Once your doctor suspects Cushing’s disease based on clinical findings and hormonal testing, a Magnetic Resonance Imaging (MRI) scan of the pituitary gland is the best way to detect the presence of an adenoma in Cushing’s disease.
MRI detects a pituitary adenoma in about 70 percent of cases. It is important that you undergo these imaging tests at a Pituitary center with special expertise in imaging small tumors.
Inferior petrosal sinus sampling
In some cases, MRI fails to identify an abnormality. If your doctor suspects Cushing’s disease, he or she may order super-selective inferior petrosal sinus sampling (IPSS).
IPSS must be performed by an experienced interventional neuroradiologist because it carries risk, and if done inappropriately, can give misleading results.
The inferior petrosal sinuses are veins that occur on both sides of the pituitary gland.
- Blood leaving the right half of the pituitary gland drains into the right inferior petrosal sinus and vice versa.
- Specially trained interventional neuroradiologists can thread a tiny catheter into the inferior petrosal sinus. Blood samples are then taken from each sinus and from a vein just below the heart.
If the ACTH level is the same in the inferior petrosal sinus compared to the vein below the heart, this suggests that a tumor somewhere else in the body (ectopic, not pituitary) is producing ACTH.
In Cushing’s disease, the ACTH level in the inferior petrosal sinus is much higher compared to the vein below the heart
Treating Cushing’s disease requires an experienced team of experts.
Treatment options include:
- Radiation therapy
- Other treatment options
The first-line treatment of Cushing’s disease is surgical resection of ACTH-secreting pituitary adenoma; this surgery involves removal of the tumor via transsphenoidal surgery (TSS).

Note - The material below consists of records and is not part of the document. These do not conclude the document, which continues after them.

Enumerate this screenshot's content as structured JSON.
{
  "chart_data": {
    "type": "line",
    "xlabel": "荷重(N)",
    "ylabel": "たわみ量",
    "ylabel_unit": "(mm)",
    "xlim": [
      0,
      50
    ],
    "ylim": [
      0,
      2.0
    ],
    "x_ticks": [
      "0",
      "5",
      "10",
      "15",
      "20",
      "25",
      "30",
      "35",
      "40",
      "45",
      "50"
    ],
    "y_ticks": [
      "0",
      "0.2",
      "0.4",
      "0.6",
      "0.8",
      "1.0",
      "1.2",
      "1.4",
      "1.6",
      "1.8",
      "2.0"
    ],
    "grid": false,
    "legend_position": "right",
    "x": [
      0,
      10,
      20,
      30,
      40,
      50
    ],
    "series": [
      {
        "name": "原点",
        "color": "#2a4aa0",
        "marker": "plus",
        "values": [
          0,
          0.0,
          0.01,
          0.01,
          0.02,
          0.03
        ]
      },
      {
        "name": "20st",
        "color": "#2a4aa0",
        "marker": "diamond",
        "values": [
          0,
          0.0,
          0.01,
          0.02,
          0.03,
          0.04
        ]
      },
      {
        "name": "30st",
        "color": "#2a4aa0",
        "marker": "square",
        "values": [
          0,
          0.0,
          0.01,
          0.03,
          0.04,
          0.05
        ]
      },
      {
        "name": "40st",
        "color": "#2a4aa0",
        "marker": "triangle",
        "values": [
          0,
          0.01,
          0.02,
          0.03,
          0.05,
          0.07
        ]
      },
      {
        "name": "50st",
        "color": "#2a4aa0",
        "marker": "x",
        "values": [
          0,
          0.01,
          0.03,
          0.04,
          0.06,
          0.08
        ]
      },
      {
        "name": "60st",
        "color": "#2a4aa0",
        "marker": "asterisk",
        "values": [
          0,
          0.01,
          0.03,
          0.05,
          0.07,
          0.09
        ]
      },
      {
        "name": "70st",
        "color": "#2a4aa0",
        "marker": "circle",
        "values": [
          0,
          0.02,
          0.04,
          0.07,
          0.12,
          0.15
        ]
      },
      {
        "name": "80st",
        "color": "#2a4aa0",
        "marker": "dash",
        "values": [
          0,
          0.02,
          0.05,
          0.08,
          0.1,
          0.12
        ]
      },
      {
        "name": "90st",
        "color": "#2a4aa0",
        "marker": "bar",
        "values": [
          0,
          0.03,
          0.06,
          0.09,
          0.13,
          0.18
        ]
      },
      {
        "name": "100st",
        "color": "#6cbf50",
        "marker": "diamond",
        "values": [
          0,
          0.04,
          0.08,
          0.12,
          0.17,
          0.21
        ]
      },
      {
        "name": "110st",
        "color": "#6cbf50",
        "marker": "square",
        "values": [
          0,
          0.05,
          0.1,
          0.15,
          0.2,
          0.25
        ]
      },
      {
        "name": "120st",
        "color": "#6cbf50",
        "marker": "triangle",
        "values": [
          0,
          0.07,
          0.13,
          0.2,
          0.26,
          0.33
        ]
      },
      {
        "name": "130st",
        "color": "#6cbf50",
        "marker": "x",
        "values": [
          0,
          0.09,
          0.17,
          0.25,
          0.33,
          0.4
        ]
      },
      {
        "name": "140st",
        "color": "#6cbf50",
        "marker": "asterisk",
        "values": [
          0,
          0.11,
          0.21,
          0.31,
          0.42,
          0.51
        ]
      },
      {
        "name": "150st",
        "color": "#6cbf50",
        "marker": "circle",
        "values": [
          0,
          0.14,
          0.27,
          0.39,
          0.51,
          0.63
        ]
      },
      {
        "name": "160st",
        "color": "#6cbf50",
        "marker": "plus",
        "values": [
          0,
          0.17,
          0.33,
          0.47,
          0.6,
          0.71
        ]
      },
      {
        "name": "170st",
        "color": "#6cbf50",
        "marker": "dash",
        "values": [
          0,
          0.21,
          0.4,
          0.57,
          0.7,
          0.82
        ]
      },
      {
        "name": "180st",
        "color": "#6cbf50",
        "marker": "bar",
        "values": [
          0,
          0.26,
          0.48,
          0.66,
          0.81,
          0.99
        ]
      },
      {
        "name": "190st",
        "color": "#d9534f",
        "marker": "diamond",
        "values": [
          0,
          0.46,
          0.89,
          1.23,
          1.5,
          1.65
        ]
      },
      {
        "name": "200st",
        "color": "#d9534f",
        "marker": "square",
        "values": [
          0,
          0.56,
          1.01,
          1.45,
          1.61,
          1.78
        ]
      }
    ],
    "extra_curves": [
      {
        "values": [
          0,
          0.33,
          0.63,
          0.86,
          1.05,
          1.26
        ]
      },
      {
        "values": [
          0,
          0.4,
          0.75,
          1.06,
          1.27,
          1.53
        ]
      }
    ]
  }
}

• When an experienced pituitary surgeon performs the operation, the cure rate for smaller tumors (microadenomas) is 80 percent to 85 percent. If the tumor spread into nearby internal structures, the cure rate is 50 percent to 55 percent.
• Neurosurgeons who specialize in pituitary tumor surgery utilize a technique that removes the tumor as one piece. They find the tumor and dissect it around the edge.
• The endoscopic endonasal approach is a minimally invasive approach, using your natural nasal passageway. It does not require a head incision.
• An endoscopictechnique can be very effective in safely removing tumor, while at the same time minimizing hospitalization time and discomfort.
Radiation Therapy for Cushing’s Disease
In some cases, surgeons may not be able to remove the tumor surgically. Radiation therapy can be very effective in controlling the growth of these tumors.
Stereotactic radiosurgery is a technique in which a highly focused of radiation can be delivered to the tumor target. Because the radiation beam is carefully sculpted, the surrounding brain structures receive only a fraction of the radiation dose and are typically unharmed (with the exception of the normal pituitary gland).
A consequence of radiation treatment is that it can cause delayed pituitary failure. This typically occurs several years after treatment, and therefore continued long-term follow-up with an endocrinologist is important. Hormone replacement may be required.